Le plan régional fait explicitement référence à des projets financés par les autorités nationales, tels que Redox, une initiative visant à mettre en place de nouvelles infrastructures technologiques pour des opérations de prévention à grande échelle et en continu.
Grâce à la surveillance aérienne et aux capteurs hyperspectraux montés sur des drones, l’objectif du projet Redox est d’identifier les oliviers infectés avant qu’ils ne présentent les symptômes de l’infection, la surveillance s’effectuant sur de vastes zones.
« Nous obtenons des premiers résultats encourageants qui laissent entrevoir la possibilité de contribuer à l’endiguement de cette maladie », a déclaré à Olive Oil Times Manuela Matarrese, chercheuse au District des technologies aérospatiales (DTA) de Brindisi, l’un des partenaires du projet Redox.
« En appliquant les résultats obtenus lors de recherches antérieures et en développant la technologie des capteurs hyperspectraux, les partenaires scientifiques de Redox devraient être en mesure d’évaluer l’état de santé d’un olivier et d’identifier avec précision l’emplacement d’une éventuelle infection », a-t-elle ajouté. « Dans de nombreux cas d’infection, il suffira d’abattre une branche et non l’arbre entier. »
Parmi les partenaires de Redox figure Unaprol, l’association des producteurs d’huile d’olive. Faisant référence à la nouvelle édition du plan régional, David Granieri, président d’Unaprol, a déclaré : « Aujourd’hui, nous devons protéger la Vallée des oliviers monumentaux, qui est un site patrimonial pour l’ensemble du pays. »
« Dans ce contexte, la décision de la région d’approuver le greffage de ces plantes millénaires avec des greffons de cultivars d’olivier résistants à Xylella constitue une avancée significative », a-t-il ajouté.
Dans la Vallée des oliviers monumentaux, le nouveau plan a confirmé l’extension de la surveillance spéciale, jusqu’à 20 kilomètres de large à partir de la frontière sud de la région infectée du Salento.
« Notre objectif est de créer des barrières et de limiter la propagation », a déclaré M. Pentassuglia.
Selon les responsables locaux, les opérations de surveillance prévues par le plan régional sont sans précédent en termes de ressources mobilisées pour enrayer la propagation, d’actions coordonnées dans toute la région des Pouilles et de nouvelles stratégies mises en œuvre.
« D’un côté, nous devons endiguer un phénomène extraordinaire.

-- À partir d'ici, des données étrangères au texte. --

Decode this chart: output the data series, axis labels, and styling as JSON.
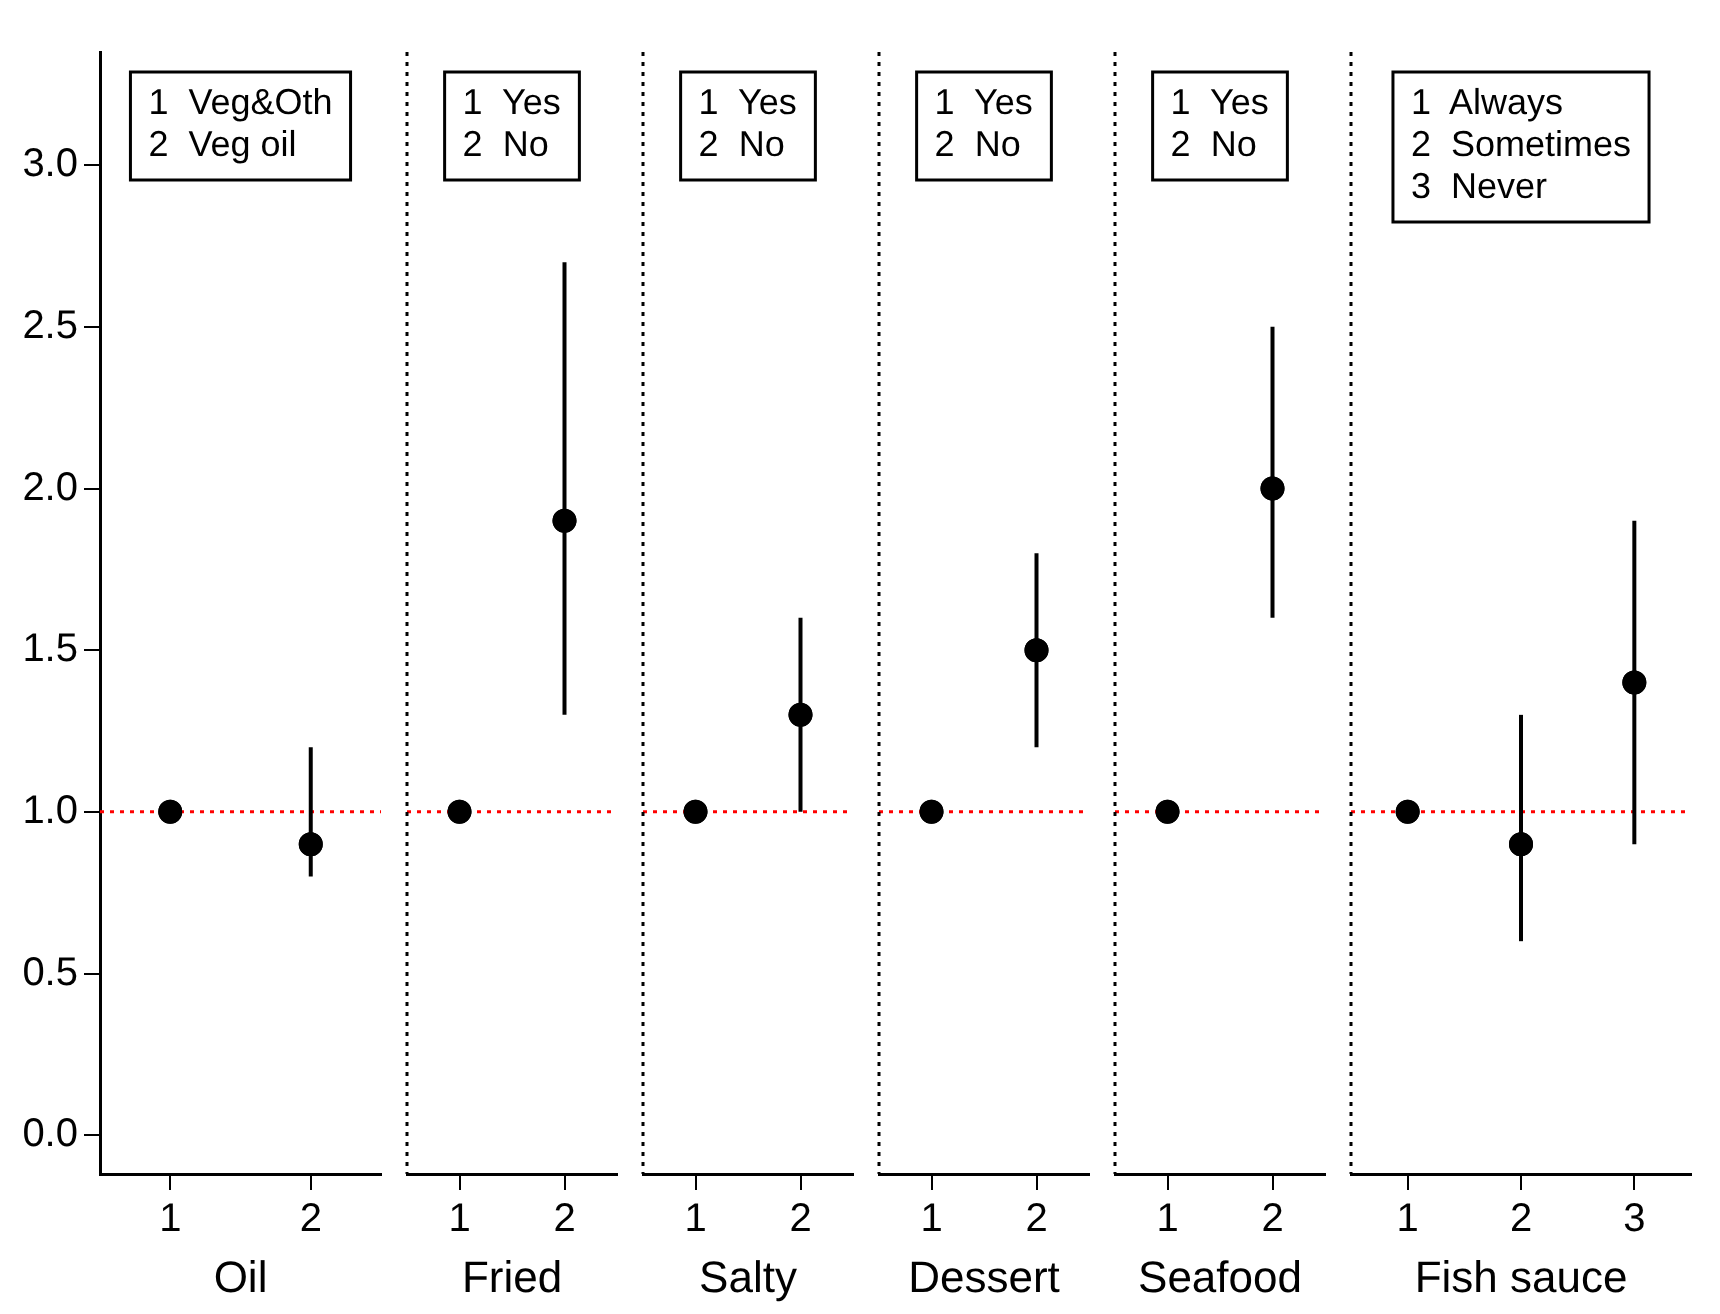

De l’autre, nous devons soutenir le secteur oléicole et protéger la beauté de nos campagnes », a déclaré M. Pentassuglia. « Nous devons travailler avec les agriculteurs, les associations, les municipalités, les chercheurs, les universités et les autorités régionales. »
« Tous nos efforts, nos plans d’investissement et nos contributions seront principalement axés sur la relance et la protection de notre économie oléicole, le cœur battant d’une région bien-aimée, admirée par le monde entier », a-t-il conclu.